Upstairs in her father's and mother's room she found a pill box black and shiny outside and red in, holding a blob of cotton wool.

"I could keep a bird's egg in that," she decided.

In the servant girl's room there was a stay-button stuck in a crack of the floor, and in another crack some beads and a long needle. She knew there was nothing in her grandmother's room; she had watched her pack. She went over to the window and leaned

against it, pressing her hands against the pane.

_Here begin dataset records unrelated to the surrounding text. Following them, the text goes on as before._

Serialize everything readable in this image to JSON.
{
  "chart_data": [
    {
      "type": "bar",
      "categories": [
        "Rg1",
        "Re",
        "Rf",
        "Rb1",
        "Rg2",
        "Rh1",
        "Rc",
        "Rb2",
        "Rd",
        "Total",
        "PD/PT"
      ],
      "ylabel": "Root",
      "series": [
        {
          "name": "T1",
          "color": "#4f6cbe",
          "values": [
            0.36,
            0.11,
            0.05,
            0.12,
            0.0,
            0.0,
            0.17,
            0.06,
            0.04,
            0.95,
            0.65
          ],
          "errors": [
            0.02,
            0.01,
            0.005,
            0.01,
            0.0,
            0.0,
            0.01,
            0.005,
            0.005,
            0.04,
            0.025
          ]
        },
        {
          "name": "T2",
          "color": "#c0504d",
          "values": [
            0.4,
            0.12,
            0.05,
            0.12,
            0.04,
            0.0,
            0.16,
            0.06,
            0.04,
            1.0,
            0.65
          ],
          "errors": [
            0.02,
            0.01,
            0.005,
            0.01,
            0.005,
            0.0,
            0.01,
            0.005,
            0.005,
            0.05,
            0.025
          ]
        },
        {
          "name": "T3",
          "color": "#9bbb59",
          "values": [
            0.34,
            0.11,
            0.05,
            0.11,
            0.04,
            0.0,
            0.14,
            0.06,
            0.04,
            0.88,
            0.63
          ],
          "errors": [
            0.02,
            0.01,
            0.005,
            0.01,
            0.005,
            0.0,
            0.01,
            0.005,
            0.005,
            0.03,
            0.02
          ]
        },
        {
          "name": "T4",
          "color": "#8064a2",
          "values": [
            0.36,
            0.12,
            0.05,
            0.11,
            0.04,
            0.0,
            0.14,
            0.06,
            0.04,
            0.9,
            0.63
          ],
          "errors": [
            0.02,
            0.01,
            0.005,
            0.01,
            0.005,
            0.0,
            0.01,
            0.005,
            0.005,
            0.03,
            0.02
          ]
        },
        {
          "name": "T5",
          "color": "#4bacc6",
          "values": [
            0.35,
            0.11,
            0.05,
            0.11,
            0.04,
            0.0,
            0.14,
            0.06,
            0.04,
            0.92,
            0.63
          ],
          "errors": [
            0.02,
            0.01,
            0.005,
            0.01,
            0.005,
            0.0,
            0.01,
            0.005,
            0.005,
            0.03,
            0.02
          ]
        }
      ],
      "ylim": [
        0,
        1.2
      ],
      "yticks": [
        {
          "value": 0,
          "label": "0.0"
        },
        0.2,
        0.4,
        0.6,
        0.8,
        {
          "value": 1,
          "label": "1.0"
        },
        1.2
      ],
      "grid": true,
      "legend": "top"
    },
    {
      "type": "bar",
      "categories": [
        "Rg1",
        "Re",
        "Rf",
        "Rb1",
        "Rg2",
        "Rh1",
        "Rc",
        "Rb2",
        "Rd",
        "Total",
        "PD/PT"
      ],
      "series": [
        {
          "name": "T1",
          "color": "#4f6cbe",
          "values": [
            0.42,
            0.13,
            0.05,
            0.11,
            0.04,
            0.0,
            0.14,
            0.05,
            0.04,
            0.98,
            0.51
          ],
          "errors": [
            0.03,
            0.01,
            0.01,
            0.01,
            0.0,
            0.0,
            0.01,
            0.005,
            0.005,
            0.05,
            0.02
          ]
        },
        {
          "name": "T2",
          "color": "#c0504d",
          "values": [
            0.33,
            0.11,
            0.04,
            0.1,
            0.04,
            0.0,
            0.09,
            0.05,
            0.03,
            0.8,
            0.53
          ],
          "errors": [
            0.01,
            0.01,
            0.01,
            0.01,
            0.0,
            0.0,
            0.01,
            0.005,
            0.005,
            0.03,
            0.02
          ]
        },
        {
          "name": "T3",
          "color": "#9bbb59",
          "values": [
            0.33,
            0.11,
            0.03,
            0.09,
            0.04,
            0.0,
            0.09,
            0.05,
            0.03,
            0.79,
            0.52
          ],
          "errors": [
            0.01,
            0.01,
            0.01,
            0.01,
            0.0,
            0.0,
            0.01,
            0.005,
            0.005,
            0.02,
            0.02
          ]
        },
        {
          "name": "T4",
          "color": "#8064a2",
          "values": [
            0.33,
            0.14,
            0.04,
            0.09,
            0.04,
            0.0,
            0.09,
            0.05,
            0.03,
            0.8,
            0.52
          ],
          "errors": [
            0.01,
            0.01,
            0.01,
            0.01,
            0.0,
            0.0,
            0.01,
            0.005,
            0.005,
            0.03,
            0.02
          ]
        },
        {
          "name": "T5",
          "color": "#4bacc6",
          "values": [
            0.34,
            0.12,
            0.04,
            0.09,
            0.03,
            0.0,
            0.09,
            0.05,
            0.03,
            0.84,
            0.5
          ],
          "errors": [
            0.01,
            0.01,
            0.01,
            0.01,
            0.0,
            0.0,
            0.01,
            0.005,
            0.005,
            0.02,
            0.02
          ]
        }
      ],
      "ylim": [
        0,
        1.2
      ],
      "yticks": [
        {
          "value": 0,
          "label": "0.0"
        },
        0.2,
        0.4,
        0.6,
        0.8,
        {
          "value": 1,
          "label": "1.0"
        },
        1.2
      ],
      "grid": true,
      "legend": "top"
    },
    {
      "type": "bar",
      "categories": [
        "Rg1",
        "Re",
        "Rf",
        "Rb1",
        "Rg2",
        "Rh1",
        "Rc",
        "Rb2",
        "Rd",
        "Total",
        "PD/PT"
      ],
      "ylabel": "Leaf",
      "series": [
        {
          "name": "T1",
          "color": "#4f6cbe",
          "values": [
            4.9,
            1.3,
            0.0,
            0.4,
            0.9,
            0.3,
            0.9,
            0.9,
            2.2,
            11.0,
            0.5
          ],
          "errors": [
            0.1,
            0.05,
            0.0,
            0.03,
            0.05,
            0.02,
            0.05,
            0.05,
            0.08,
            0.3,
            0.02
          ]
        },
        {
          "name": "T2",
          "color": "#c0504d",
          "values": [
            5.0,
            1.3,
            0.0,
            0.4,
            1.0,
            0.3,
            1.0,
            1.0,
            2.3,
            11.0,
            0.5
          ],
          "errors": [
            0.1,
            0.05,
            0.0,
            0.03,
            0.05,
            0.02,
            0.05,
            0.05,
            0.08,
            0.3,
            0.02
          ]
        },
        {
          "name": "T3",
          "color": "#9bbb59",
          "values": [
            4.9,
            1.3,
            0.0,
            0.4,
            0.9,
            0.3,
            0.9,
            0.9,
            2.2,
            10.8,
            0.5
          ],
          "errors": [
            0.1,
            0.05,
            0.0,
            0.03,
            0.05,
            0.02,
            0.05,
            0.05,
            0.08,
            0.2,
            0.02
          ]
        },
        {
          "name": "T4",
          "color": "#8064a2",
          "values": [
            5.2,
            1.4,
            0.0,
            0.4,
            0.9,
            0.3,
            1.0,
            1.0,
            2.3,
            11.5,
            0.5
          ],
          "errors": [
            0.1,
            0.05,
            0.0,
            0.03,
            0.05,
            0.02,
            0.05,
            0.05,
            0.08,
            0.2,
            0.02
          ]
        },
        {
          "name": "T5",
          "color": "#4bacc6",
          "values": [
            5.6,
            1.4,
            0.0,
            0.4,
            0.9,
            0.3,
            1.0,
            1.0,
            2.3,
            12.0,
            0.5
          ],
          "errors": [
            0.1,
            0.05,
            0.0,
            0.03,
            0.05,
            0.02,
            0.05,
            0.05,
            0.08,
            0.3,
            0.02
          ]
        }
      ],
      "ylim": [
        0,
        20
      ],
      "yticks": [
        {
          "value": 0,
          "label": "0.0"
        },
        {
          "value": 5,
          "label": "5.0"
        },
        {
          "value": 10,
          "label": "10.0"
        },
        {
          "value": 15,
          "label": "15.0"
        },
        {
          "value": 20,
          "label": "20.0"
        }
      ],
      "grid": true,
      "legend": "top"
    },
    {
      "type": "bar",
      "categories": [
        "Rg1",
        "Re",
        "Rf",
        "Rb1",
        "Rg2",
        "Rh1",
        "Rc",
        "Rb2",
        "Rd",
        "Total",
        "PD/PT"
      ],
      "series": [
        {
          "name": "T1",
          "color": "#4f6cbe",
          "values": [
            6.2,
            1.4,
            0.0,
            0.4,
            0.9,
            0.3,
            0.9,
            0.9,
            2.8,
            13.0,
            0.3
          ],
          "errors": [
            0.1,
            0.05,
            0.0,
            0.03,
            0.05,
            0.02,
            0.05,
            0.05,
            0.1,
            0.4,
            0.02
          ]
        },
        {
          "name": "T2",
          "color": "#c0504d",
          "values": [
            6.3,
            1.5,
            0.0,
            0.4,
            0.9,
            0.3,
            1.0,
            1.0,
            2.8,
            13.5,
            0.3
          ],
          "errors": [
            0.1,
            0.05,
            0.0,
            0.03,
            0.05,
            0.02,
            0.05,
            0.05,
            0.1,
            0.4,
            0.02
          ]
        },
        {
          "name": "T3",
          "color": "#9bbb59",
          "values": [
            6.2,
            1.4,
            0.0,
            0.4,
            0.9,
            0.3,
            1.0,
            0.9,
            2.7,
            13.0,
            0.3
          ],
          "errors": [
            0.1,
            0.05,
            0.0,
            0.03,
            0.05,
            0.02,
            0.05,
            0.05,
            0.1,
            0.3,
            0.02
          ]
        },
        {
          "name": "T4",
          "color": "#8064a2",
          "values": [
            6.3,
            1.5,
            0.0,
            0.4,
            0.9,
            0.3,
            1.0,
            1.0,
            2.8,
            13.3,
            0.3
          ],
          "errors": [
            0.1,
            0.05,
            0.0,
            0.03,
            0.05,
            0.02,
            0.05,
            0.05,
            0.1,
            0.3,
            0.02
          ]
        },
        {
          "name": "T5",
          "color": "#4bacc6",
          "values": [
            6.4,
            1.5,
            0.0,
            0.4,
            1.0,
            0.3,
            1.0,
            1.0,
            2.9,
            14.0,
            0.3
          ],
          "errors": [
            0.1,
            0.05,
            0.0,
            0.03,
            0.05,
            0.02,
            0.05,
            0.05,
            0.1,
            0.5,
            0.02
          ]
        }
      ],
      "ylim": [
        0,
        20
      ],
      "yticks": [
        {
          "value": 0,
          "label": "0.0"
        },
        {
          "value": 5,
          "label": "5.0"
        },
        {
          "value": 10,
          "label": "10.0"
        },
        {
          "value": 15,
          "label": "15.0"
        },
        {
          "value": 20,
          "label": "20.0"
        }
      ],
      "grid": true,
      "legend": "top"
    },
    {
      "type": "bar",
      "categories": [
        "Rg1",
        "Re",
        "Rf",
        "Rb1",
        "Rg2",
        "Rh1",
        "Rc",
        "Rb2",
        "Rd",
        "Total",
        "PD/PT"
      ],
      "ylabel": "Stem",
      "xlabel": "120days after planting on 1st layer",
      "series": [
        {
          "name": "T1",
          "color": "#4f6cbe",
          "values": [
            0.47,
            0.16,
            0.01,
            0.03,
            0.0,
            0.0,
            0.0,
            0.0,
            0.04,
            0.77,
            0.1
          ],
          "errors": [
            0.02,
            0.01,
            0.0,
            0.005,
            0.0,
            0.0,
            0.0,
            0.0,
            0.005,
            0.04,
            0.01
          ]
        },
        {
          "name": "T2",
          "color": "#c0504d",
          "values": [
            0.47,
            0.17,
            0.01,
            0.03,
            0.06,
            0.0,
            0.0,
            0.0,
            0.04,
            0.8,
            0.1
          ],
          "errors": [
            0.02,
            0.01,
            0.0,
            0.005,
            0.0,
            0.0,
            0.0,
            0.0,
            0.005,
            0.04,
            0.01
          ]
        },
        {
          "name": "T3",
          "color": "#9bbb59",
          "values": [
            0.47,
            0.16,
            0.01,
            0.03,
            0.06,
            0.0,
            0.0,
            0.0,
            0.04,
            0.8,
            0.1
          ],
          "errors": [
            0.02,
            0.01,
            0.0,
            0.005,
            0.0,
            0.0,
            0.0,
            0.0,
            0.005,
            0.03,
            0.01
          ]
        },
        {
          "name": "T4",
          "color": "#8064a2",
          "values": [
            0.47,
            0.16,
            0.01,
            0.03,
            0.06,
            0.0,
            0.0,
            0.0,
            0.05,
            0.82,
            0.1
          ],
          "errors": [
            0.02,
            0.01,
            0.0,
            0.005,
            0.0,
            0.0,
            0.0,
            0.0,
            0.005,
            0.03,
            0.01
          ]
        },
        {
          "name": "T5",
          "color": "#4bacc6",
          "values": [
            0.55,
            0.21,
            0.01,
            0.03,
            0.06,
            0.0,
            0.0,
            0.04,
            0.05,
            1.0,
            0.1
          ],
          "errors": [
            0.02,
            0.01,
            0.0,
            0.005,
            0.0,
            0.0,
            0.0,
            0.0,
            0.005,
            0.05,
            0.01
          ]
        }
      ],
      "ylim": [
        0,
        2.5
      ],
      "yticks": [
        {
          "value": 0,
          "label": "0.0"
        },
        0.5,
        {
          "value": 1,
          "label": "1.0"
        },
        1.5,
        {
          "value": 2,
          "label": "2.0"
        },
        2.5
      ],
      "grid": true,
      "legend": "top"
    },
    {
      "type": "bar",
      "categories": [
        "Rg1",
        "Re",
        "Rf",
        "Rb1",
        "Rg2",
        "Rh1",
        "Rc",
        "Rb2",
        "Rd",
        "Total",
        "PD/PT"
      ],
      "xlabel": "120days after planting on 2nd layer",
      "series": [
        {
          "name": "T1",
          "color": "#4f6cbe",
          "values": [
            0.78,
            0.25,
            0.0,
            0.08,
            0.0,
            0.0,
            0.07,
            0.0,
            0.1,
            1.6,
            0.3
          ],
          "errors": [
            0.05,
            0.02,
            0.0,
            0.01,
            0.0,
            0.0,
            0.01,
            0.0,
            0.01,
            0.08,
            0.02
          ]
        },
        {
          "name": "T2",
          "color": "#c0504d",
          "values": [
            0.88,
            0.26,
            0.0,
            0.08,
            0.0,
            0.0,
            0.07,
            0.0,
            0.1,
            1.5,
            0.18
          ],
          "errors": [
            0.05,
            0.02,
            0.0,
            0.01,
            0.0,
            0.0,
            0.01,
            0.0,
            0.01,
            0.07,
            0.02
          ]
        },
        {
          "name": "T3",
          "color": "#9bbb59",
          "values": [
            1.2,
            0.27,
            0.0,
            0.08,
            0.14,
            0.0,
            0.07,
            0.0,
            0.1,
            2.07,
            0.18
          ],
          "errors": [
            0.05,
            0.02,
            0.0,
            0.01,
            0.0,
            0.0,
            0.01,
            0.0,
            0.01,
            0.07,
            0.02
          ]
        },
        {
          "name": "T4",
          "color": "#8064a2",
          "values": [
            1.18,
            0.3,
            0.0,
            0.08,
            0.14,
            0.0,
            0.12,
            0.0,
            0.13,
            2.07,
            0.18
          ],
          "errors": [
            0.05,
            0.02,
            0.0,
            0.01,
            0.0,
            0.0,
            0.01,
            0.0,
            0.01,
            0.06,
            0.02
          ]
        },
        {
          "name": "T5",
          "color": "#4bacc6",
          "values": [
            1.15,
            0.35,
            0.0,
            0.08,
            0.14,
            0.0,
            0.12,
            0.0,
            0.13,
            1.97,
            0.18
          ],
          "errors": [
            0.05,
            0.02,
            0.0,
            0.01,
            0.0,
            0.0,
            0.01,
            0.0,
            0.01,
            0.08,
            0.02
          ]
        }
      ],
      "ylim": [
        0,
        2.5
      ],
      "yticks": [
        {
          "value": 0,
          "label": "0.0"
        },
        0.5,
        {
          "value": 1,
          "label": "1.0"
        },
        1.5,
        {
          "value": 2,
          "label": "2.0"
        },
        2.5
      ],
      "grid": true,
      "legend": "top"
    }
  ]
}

Kezia liked to stand so before the window. She liked the feeling of the cold shining glass against her hot palms, and she liked to watch the funny white tops that came on her fingers when she pressed them hard against the pane. As she stood there, the day flickered out and dark came. With the dark crept the wind snuffling and howling. The windows of the empty house shook, a creaking came from the walls and floors, a piece of loose iron on the roof banged forlornly. Kezia was suddenly quite, quite still, with wide open eyes and knees pressed together. She was frightened. She wanted to call Lottie and to go on calling all the while she ran downstairs and out of the house. But IT was just behind her, waiting at the door, at the head of the stairs, at the bottom of the stairs, hiding in the passage, ready to dart out at the back door. But Lottie was at the back door, too.

"Kezia!" she called cheerfully. "The storeman's here. Everything is on the dray and three horses, Kezia. Mrs. Samuel Josephs has given us a big shawl to wear round us, and she says to button up your coat. She won't come out because of asthma."

Lottie was very important.

"Now then, you kids," called the storeman. He hooked his big thumbs under their arms and up they swung. Lottie arranged the shawl "most beautifully" and the storeman tucked up their feet in a piece of old blanket.

"Lift up. Easy does it."

They might have been a couple of young ponies. The storeman felt over the cords holding his load, unhooked the brakechain from the wheel, and whistling, he swung up beside them.

"Keep close to me," said Lottie, "because otherwise you pull the shawl away from my side, Kezia."

But Kezia edged up to the storeman. He towered beside her big as a giant and he smelled of nuts and new wooden boxes.